Als een edelhert zijn gewei afwerpt, gebeurt dit meestal in het vroege voorjaar. Het hert laat zijn oude gewei vallen om plaats te maken voor een nieuw gewei. Vaak vind je deze afgeworpen geweien in bossen of op open velden. Een nieuw gewei groeit aan zodat het hert opnieuw kan deelnemen aan de paartijd en zijn territorium kan verdedigen.
Het groeiproces van een nieuw gewei begint direct na het afwerpen. In de maanden na de afwisseling begint het edelhert met de aanmaak van nieuw botweefsel. Dit gaat gepaard met een groei van bloedvaten en huidweefsel, wat resulteert in een bedekkende 'bast' over het nieuwe gewei. Dit proces duurt enkele maanden en in september is het gewei meestal volledig ontwikkeld en stevig.
Het gewei van een edelhert dient meerdere functies. Ten eerste is het een belangrijk teken van dominantie. Mannetjes gebruiken hun geweien om indruk te maken op vrouwtjes en om andere mannetjes uit te dagen in gevechten. Daarnaast beschermt een gewei het hert tegen mogelijke bedreigingen. Het is een essentieel onderdeel van hun sociale interacties, vooral tijdens de bronsttijd.

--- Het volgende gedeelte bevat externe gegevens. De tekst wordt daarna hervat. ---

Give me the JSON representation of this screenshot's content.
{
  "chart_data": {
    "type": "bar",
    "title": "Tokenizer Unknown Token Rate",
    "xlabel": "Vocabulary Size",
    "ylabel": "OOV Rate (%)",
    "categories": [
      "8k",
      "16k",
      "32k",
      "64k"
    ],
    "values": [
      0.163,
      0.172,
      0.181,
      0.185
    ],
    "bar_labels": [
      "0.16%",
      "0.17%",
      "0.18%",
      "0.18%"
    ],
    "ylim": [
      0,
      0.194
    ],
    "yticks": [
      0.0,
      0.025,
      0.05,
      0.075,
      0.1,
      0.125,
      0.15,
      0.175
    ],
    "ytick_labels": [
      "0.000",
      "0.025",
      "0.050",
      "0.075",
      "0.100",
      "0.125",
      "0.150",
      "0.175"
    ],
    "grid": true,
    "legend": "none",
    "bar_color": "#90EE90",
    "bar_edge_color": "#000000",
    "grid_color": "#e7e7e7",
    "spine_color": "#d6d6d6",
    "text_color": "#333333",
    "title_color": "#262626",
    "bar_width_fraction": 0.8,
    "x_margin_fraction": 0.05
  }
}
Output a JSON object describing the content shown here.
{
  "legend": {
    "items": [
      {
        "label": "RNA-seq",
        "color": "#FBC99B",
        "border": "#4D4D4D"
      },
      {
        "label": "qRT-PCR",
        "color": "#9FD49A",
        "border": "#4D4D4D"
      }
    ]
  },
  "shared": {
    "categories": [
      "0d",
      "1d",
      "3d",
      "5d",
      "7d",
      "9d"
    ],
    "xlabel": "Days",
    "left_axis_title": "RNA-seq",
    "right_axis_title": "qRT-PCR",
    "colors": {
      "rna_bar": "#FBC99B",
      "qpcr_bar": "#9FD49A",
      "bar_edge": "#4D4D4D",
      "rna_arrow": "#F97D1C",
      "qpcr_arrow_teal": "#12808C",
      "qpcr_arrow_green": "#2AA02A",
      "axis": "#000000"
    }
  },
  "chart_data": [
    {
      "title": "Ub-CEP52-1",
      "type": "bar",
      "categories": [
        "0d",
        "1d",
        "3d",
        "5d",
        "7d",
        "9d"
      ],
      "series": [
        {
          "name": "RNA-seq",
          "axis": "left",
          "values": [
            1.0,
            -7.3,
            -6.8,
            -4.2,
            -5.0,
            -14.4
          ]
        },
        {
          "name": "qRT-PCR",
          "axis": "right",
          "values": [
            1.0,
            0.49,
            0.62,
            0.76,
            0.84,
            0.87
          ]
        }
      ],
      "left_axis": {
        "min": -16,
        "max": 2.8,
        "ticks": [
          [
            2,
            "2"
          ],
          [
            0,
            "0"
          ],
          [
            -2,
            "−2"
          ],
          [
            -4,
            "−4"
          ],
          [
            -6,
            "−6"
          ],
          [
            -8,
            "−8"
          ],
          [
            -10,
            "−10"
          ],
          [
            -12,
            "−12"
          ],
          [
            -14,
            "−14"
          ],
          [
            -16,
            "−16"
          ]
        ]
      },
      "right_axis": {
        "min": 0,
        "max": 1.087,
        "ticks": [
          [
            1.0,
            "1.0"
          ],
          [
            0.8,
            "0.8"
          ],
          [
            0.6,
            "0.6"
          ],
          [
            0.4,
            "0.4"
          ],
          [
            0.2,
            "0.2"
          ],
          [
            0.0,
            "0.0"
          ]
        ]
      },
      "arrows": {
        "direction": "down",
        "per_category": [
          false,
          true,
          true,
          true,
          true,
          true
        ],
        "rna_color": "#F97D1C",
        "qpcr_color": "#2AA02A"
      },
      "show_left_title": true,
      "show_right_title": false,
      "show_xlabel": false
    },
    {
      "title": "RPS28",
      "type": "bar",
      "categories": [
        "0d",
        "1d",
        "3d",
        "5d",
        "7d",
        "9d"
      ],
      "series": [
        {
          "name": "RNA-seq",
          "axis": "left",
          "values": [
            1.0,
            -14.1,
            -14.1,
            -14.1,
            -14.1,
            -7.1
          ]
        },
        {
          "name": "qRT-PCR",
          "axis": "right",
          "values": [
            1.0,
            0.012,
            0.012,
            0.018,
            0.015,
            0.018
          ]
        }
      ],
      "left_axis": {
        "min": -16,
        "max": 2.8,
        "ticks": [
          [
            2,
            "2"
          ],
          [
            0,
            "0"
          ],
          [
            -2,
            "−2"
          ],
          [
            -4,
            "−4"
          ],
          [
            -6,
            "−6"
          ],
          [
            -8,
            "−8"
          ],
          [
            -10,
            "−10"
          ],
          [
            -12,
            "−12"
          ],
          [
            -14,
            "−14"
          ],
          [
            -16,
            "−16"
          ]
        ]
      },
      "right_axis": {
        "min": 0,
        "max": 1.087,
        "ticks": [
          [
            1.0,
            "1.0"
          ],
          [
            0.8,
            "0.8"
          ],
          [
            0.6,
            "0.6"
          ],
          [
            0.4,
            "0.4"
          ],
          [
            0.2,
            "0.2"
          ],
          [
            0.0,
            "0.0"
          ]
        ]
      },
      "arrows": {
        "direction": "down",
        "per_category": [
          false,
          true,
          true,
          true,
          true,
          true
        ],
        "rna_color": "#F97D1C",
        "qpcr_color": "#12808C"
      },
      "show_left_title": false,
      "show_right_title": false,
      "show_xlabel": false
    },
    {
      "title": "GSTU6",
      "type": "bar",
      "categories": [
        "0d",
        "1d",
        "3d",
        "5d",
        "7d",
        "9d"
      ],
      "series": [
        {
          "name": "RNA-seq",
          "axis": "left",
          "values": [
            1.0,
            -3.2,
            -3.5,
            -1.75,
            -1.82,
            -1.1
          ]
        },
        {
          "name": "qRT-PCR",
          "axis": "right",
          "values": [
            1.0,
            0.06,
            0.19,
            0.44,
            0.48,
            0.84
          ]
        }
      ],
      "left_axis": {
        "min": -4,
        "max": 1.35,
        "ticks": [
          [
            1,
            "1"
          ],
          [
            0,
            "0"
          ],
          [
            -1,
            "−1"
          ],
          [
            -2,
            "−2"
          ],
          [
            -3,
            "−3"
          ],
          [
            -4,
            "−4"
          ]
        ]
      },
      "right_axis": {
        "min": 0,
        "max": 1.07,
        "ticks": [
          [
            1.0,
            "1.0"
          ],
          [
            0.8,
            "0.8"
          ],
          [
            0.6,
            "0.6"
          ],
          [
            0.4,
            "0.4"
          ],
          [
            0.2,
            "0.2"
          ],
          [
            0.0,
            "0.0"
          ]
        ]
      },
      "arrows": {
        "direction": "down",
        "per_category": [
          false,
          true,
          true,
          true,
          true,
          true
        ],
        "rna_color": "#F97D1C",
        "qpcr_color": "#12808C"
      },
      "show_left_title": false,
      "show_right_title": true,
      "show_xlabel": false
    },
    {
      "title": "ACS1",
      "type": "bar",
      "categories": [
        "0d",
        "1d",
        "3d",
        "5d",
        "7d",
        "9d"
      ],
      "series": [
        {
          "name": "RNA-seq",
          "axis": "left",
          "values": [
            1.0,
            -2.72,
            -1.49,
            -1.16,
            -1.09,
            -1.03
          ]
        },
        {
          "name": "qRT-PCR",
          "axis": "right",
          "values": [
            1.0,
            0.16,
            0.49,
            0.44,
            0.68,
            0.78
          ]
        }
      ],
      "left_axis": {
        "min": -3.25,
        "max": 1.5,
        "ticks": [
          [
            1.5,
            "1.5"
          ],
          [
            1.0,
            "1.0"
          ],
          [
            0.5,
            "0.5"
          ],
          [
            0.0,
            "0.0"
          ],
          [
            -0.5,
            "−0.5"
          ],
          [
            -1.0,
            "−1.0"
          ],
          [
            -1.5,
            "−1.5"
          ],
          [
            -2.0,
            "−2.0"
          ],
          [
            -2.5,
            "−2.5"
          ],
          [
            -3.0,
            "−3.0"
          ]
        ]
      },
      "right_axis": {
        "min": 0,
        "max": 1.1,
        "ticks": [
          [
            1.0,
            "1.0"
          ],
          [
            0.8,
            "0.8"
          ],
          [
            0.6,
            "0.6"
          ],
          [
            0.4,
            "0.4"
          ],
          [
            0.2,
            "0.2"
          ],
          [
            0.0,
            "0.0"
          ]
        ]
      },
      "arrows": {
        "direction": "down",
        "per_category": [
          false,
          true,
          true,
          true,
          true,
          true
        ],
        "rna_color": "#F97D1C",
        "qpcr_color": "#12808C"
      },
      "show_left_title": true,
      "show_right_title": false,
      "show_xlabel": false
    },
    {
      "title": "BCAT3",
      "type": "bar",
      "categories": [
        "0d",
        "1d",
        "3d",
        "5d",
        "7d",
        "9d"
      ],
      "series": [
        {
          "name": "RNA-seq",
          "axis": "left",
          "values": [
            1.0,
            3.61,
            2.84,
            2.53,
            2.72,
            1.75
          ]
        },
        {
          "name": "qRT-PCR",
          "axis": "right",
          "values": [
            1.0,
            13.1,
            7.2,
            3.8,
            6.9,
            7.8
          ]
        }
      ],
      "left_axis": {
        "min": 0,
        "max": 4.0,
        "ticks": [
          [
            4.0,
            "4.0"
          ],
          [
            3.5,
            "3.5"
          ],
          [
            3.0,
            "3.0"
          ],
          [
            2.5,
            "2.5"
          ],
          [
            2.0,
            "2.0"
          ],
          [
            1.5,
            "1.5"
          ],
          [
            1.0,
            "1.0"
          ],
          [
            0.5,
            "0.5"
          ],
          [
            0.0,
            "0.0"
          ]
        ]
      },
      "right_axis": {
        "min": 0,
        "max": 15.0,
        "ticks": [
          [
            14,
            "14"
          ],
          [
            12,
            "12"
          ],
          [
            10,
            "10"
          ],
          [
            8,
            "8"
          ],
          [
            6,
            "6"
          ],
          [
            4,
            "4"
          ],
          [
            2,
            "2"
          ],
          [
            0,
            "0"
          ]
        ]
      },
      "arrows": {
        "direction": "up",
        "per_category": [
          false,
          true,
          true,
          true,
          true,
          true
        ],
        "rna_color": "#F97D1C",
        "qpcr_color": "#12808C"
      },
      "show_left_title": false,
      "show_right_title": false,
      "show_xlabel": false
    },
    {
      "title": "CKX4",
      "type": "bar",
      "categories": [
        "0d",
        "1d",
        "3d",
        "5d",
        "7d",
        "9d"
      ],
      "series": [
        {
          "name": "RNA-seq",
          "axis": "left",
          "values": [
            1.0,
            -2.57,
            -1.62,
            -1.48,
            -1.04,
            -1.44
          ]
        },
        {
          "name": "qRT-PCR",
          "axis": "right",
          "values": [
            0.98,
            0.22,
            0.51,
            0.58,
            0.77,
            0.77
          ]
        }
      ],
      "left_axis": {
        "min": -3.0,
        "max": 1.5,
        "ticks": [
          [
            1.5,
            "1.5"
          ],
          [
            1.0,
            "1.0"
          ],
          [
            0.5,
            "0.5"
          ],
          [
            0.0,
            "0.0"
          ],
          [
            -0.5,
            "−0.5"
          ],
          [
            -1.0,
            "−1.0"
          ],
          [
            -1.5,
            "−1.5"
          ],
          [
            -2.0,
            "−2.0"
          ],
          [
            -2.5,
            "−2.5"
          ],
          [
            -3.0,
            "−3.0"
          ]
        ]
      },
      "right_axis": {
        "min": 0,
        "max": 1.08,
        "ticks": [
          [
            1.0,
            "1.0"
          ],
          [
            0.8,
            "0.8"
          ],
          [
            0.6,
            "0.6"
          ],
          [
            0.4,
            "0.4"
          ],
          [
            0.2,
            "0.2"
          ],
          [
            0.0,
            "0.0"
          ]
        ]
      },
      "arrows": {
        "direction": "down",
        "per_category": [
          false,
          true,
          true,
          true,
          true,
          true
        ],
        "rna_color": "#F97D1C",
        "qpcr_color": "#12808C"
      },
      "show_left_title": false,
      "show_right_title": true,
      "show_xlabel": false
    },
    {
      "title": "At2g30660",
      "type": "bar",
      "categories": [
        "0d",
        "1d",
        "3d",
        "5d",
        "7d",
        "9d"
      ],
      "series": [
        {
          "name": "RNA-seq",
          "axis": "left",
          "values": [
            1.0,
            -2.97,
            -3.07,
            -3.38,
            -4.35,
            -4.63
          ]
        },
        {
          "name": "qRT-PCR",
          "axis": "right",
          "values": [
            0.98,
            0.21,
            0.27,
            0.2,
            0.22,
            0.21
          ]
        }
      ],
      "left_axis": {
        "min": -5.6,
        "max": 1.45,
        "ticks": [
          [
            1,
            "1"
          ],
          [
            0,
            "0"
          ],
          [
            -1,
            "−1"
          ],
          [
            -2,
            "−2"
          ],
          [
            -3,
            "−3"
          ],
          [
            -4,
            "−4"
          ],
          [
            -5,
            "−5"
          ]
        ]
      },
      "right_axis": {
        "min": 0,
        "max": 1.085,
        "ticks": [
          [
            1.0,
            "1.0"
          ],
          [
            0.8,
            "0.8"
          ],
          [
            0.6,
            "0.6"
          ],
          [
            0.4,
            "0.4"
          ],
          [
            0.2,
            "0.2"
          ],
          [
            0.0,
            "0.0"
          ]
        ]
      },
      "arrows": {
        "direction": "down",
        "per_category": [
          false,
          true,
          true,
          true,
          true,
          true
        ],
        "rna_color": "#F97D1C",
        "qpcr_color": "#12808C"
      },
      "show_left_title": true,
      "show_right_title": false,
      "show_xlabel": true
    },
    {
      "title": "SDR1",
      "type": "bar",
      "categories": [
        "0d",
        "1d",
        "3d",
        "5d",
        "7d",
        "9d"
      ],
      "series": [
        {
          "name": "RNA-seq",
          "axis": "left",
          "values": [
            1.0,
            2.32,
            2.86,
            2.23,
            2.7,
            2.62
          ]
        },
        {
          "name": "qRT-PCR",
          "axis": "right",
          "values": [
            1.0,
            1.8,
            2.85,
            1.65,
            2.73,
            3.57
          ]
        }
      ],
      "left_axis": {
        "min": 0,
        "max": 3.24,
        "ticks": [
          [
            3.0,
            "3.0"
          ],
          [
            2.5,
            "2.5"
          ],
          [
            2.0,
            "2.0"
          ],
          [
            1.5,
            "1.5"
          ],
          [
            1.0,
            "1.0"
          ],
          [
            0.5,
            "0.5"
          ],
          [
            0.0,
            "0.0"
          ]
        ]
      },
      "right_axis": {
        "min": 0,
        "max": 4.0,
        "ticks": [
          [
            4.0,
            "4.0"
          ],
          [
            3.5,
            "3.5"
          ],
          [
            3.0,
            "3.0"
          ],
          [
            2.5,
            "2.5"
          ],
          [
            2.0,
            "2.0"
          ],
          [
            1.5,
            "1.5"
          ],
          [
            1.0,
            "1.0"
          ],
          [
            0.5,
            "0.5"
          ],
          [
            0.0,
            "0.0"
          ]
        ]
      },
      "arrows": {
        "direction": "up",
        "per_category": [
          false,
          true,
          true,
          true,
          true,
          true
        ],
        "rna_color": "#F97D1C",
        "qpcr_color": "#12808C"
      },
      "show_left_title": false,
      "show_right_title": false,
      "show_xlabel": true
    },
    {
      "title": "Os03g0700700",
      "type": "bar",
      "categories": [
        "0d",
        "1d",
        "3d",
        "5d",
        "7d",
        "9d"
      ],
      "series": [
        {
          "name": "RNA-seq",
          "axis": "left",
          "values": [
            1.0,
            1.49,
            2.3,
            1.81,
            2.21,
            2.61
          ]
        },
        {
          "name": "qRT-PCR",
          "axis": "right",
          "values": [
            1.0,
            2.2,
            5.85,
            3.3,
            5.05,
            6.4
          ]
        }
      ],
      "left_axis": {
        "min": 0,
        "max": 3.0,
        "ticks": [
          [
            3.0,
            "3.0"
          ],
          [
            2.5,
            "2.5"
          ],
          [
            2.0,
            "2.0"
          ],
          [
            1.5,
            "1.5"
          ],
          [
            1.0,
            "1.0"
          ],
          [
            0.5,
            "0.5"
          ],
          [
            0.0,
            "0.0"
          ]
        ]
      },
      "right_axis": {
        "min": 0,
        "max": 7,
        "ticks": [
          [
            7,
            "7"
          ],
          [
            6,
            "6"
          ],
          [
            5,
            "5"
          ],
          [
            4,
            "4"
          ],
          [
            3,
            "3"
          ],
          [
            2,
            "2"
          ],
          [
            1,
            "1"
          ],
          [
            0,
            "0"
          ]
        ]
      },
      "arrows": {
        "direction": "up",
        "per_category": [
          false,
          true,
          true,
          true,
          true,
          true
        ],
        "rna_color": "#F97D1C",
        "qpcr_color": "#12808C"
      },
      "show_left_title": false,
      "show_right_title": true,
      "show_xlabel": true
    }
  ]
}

Ja, elk gewei van een edelhert is uniek. De grootte en vorm kunnen variëren per individu, afhankelijk van hun leeftijd, gezondheid en genetica. Sommige edelherten ontwikkelen symmetrische geweien, terwijl anderen asimmetrische of zelfs afwijkende vormen kunnen hebben. Dit maakt elk gewei tot een bijzondere vondst voor verzamelaars.
Er zijn verschillende soorten geweien die je kunt tegenkomen, afhankelijk van het geslacht en de leeftijd van het edelhert. Mannetjes hebben meestal grotere, vertakte geweien, terwijl vrouwtjes helemaal geen geweien hebben. Bij verzamelingen kun je geweien van verschillende leeftijden en vormen vinden, van jongere, kleinere geweien tot grotere exemplaren met meer takken.